Adesso vi è più chiara l'idea della luce che splende? Gesù, sorge a Betlemme, ma essendo la Luce del mondo non poteva fermarsi a Betlemme e a quei giudei. Così i magi, esponenti delle tre regioni del mondo, ci dicono che Gesù è venuto per tutti. La sua luce si vuole estendere in ogni spazio e in ogni tempo. Non sono i magi che hanno raggiunto Gesù, è Gesù che ha raggiunto i Magi. E’ la logica dell’Incarnazione di Dio. “Questa è la volontà di colui che mi ha mandato: che io non perda nulla di quanto egli mi ha dato, ma che lo risusciti nell’ultimo giorno”. Capite? Dio vuole la salvezza dell’umanità intera. L’ Epifania è la manifestazione totale di Dio. Oggi infatti arriva l’annuncio della Pasqua, della sua volontà salvifica.

Buona festa dell'Epifania a tutti.

Recita
Maddalena Buttolo, Lucia Gerini, Federica Antonelli, Simone Gini

Musica di sottofondo
J.S.Bach. Christmas Oratorio - Part 41-46 I.2. Diritti Creative Commons, musopen.org

Meditazione
Don Franco Mastrolonardo

Letture di Martedì 6 Gennaio 2026
Solennità dell' Epifania del Signore

Prima Lettura
Dal libro del profeta Isaìa
Is 60,1-6

Àlzati, rivestiti di luce, perché viene la tua luce, la gloria del Signore brilla sopra di te. Poiché, ecco, la tenebra ricopre la terra, nebbia fitta avvolge i popoli; ma su di te risplende il Signore, la sua gloria appare su di te. Cammineranno le genti alla tua luce, i re allo splendore del tuo sorgere. Alza gli occhi intorno e guarda: tutti costoro si sono radunati, vengono a te. I tuoi figli vengono da lontano, le tue figlie sono portate in braccio. Allora guarderai e sarai raggiante, palpiterà e si dilaterà il tuo cuore, perché l'abbondanza del mare si riverserà su di te, verrà a te la ricchezza delle genti. Uno stuolo di cammelli ti invaderà, dromedari di Màdian e di Efa, tutti verranno da Saba, portando oro e incenso e proclamando le glorie del Signore.


Salmo Responsoriale
Dal Salmo 71 (72)

R. Ti adoreranno, Signore, tutti i popoli della terra.
O Dio, affida al re il tuo diritto,
al figlio di re la tua giustizia;
egli giudichi il tuo popolo secondo giustizia
e i tuoi poveri secondo il diritto.

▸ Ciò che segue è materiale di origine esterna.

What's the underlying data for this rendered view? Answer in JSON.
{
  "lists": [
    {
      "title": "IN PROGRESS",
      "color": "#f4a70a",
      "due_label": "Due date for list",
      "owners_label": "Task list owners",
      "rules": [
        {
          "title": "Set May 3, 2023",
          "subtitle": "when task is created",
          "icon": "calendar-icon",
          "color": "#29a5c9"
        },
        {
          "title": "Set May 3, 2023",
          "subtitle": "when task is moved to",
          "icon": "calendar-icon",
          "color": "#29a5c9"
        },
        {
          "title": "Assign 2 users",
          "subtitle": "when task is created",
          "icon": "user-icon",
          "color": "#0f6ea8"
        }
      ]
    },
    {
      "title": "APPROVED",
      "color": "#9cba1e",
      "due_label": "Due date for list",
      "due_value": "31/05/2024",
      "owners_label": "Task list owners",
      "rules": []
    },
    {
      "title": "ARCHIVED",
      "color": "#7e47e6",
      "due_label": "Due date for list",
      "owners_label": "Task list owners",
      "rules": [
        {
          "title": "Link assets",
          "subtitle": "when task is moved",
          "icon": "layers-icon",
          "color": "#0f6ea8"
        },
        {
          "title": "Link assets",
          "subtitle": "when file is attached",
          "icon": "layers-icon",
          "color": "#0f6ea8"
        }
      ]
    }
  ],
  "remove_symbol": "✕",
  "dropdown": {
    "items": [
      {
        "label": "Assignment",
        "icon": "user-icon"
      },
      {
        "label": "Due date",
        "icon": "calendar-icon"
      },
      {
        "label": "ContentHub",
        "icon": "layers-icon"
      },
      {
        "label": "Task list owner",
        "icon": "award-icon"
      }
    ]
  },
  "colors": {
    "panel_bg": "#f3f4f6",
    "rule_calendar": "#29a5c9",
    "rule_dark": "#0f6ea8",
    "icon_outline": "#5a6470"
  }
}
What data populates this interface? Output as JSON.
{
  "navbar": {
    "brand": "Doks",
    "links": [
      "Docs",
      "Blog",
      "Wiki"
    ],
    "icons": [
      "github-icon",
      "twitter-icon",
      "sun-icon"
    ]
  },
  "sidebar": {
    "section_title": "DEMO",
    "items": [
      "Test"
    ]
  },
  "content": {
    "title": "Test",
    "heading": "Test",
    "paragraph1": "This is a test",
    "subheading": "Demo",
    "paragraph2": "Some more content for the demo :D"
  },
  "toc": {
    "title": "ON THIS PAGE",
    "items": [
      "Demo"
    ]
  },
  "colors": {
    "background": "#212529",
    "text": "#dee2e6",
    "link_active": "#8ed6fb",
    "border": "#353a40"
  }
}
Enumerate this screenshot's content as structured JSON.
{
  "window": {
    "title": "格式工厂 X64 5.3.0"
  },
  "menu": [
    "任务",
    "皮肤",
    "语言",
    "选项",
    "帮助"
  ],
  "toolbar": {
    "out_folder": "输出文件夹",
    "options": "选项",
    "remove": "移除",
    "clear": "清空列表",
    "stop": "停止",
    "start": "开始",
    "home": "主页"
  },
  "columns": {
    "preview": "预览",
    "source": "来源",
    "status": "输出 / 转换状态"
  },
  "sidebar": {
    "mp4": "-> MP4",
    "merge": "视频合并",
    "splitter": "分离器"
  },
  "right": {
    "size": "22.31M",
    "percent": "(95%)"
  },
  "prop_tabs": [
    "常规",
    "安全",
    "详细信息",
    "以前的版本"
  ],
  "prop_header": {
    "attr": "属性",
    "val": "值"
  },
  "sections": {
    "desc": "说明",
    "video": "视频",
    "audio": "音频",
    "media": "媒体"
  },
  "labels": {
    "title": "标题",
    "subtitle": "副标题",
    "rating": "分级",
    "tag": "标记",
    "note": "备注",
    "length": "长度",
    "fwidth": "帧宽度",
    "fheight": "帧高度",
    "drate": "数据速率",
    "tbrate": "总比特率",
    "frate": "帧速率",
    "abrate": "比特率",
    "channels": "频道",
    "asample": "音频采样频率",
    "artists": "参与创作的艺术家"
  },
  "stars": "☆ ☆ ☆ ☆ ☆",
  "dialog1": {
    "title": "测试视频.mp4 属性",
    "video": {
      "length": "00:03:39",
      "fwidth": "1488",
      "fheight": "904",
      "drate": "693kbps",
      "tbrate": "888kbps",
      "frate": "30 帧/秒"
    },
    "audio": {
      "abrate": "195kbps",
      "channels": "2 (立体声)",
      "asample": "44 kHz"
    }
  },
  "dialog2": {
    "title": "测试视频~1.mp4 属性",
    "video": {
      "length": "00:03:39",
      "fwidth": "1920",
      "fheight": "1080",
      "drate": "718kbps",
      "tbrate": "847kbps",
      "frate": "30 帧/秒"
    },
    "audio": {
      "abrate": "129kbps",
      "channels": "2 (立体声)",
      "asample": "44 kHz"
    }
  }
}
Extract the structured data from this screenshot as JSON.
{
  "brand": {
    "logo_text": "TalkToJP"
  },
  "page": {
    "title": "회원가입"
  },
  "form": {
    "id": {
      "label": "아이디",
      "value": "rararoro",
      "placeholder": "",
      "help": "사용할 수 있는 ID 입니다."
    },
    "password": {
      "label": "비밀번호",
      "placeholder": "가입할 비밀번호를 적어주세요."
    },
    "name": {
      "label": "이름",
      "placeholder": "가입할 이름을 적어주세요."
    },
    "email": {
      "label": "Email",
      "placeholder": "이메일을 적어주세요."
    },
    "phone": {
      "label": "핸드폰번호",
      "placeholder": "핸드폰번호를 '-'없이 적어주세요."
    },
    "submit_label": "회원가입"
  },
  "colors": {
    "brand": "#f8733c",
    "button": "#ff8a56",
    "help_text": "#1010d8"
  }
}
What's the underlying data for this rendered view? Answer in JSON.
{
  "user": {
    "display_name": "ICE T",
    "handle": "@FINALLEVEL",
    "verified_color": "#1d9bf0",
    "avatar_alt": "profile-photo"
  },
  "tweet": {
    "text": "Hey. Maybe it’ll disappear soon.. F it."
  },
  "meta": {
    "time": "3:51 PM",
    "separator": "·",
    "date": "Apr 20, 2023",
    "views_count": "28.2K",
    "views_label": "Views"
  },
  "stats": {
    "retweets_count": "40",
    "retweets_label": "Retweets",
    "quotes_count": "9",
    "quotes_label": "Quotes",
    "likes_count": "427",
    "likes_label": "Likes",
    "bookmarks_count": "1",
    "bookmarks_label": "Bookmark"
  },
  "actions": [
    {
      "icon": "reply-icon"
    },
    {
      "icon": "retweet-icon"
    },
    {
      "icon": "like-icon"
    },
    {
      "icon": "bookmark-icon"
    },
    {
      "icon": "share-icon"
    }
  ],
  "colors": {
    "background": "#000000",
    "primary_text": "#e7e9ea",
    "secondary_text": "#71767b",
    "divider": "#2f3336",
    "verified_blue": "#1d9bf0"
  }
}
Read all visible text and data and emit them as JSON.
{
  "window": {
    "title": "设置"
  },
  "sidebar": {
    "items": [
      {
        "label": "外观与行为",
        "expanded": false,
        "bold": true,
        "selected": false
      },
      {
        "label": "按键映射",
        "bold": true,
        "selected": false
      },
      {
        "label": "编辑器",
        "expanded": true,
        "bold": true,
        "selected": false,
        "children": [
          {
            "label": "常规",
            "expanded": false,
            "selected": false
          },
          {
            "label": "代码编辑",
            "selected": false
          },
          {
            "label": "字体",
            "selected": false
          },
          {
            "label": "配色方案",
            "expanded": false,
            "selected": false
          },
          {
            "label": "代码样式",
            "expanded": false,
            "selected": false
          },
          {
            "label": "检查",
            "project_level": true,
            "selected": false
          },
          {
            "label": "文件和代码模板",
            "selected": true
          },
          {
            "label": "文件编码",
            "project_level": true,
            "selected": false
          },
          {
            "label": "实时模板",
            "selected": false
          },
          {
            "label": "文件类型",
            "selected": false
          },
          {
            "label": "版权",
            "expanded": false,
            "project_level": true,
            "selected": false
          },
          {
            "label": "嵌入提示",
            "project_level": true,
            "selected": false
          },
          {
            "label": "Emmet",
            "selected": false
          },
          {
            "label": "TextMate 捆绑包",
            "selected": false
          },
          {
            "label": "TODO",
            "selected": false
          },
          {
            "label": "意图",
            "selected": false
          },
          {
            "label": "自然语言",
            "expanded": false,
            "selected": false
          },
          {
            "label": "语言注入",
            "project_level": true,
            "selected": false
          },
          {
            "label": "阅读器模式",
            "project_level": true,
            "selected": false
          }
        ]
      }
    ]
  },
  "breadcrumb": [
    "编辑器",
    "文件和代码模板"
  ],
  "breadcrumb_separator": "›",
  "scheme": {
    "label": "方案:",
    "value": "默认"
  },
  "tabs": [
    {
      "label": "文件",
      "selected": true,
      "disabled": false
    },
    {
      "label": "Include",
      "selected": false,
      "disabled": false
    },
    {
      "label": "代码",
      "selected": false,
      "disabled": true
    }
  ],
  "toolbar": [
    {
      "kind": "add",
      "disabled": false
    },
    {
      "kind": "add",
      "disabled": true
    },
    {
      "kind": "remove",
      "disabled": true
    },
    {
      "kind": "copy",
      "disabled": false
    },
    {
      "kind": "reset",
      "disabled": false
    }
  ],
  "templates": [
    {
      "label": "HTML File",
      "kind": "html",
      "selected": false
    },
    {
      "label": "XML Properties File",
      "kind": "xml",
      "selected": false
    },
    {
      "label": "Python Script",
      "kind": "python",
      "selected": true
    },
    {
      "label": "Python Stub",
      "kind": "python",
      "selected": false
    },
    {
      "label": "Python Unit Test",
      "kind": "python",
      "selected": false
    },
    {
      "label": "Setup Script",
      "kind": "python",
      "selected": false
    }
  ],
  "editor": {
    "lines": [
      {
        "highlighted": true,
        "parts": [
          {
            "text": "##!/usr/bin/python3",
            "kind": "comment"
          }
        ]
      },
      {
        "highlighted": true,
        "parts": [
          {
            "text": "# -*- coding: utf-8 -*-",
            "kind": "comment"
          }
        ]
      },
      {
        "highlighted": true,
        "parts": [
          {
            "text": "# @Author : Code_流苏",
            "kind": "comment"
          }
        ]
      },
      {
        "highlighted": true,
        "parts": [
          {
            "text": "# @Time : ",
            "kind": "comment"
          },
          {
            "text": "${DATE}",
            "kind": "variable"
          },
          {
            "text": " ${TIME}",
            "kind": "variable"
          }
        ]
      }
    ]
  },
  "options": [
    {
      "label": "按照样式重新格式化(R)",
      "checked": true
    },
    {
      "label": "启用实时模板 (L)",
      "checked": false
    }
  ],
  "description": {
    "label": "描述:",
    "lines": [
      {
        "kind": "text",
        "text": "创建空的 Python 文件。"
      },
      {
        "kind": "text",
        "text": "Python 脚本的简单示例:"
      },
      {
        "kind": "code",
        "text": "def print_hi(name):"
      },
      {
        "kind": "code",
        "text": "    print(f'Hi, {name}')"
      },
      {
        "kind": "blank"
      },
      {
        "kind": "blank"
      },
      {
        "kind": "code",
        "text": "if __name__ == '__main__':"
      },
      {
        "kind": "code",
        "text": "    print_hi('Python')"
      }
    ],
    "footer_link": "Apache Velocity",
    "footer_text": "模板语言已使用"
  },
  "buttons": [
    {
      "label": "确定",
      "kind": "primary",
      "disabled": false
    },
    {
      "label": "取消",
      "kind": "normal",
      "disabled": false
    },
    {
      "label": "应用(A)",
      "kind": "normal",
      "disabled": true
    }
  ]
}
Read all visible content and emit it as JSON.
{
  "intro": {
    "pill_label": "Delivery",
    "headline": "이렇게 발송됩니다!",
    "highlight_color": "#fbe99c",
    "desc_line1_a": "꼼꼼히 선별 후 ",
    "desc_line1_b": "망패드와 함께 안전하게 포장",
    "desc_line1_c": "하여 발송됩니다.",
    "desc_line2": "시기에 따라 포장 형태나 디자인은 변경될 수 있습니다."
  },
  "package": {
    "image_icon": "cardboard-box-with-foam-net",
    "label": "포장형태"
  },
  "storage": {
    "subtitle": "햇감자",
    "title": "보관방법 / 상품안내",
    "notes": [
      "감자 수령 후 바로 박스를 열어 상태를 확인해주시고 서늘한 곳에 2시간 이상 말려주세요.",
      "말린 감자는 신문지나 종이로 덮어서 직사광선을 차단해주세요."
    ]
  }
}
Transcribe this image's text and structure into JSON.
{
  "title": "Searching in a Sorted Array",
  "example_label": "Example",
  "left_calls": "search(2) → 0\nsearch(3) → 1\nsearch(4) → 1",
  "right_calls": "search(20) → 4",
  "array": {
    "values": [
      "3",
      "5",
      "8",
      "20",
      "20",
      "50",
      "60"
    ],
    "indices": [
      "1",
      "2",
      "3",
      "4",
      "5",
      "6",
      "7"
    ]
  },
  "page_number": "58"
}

R.

Nei suoi giorni fiorisca il giusto
e abbondi la pace,
finché non si spenga la luna.
E dòmini da mare a mare,
dal fiume sino ai confini della terra. R.

I re di Tarsis e delle isole portino tributi,
i re di Saba e di Seba offrano doni.
Tutti i re si prostrino a lui,
lo servano tutte le genti. R.

Perché egli libererà il misero che invoca
e il povero che non trova aiuto.
Abbia pietà del debole e del misero
e salvi la vita dei miseri. R.


Seconda Lettura
Dalla lettera di san Paolo apostolo agli Efesìni
Ef 3,2-5.5-6

Fratelli, penso che abbiate sentito parlare del ministero della grazia di Dio, a me affidato a vostro favore: per rivelazione mi è stato fatto conoscere il mistero. Esso non è stato manifestato agli uomini delle precedenti generazioni come ora è stato rivelato ai suoi santi apostoli e profeti per mezzo dello Spirito: che le genti sono chiamate, in Cristo Gesù, a condividere la stessa eredità, a formare lo stesso corpo e ad essere partecipi della stessa promessa per mezzo del Vangelo.